Inside this mysterious hall – know as the ‘library’ – rests a large collection of archives which collectively tell the history of investment banking, dating back to antiquity. It is even said that some of the oldest investment banking deal agreements are held within this highly secure room. They outline, in great detail, various monumental transactions ranging from the financing of the great pyramids of Egypt to the exploits of some of the most famous explorers of our past, including Hernán Cortés.

In one section of the library there is long shelf labeled ‘religion’. The remarkable thing about it is that on that very shelf is a scroll which proves that it was in fact investment banking which helped catalyse the beginning of what later became known as the monotheistic religions.

The scroll is titled The Persian and The Shepherd.

The Persian

Story has it that thousands of years ago a young, handsome Persian man of humble origins set out on a journey across the world to discover the secret to great wealth. He, above all else, desired vast riches.

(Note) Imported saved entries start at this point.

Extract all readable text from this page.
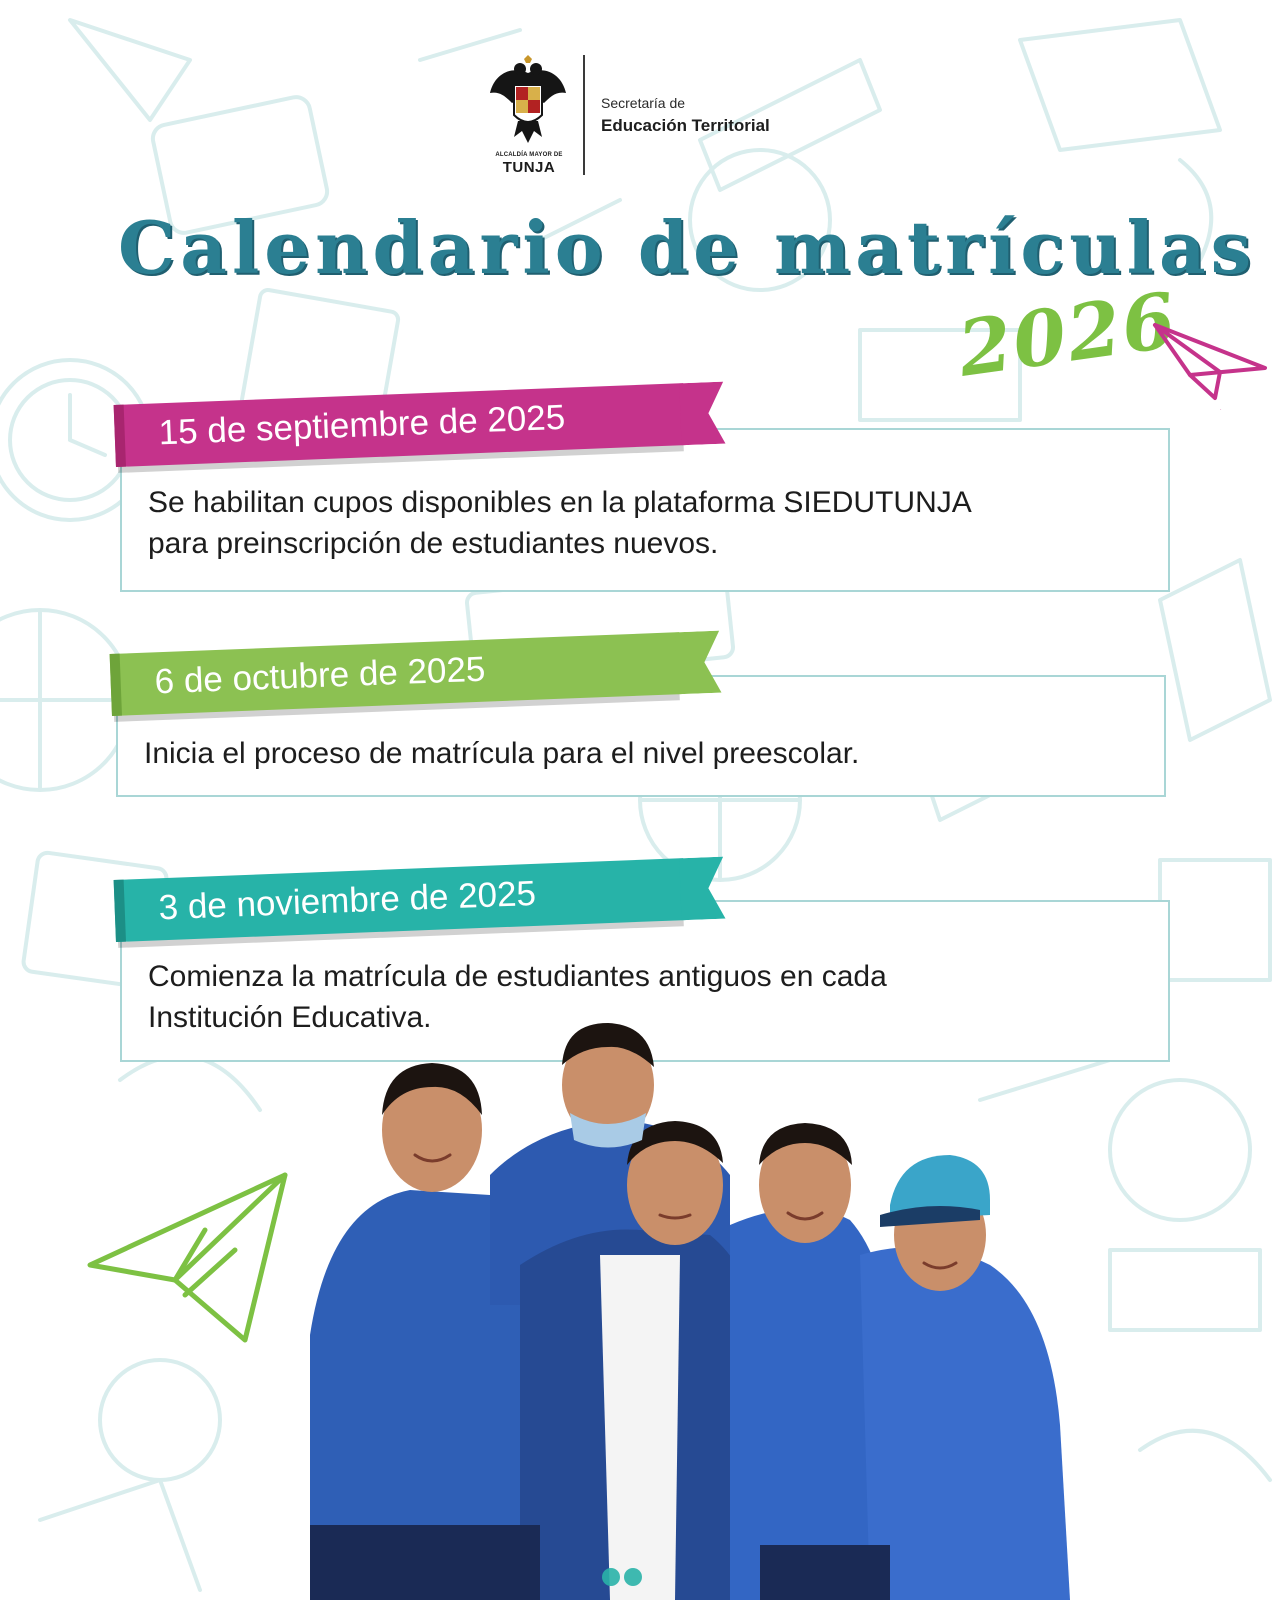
ALCALDÍA MAYOR DE
TUNJA
Secretaría de
Educación Territorial
Calendario de matrículas
2026
Se habilitan cupos disponibles en la plataforma SIEDUTUNJA
para preinscripción de estudiantes nuevos.
15 de septiembre de 2025
Inicia el proceso de matrícula para el nivel preescolar.
6 de octubre de 2025
Comienza la matrícula de estudiantes antiguos en cada
Institución Educativa.
3 de noviembre de 2025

Driven by a deep-seated desire to find the truth, he spent fifteen years travelling from place to place taking odd jobs wherever he could. Everywhere he went, including as far out as India and Egypt, he carefully observed the habits and idiosyncrasies of the very rich and successful. His goal was to glean as much possible from them in order to discover what was responsible for these individuals’ vast successes. He would then do the same and hopefully become a very rich man himself one day. His was a quest filled with purpose.

To his frustration, however, the Persian could not pinpoint one key, defining characteristic that accounted for all the money very rich people made. The myriad of wealthy merchants and businessmen he met differed from one another greatly. The great South Indian spice trader whose floors the Persian cleaned was a completely different man from the Arabian gold collector whose shoes he shined and the Chinese silk merchant whose harem he taught Farsi (Persian).

Alas, the Persian was no closer to understanding the secret of success than when he set out on his mission fifteen years ago.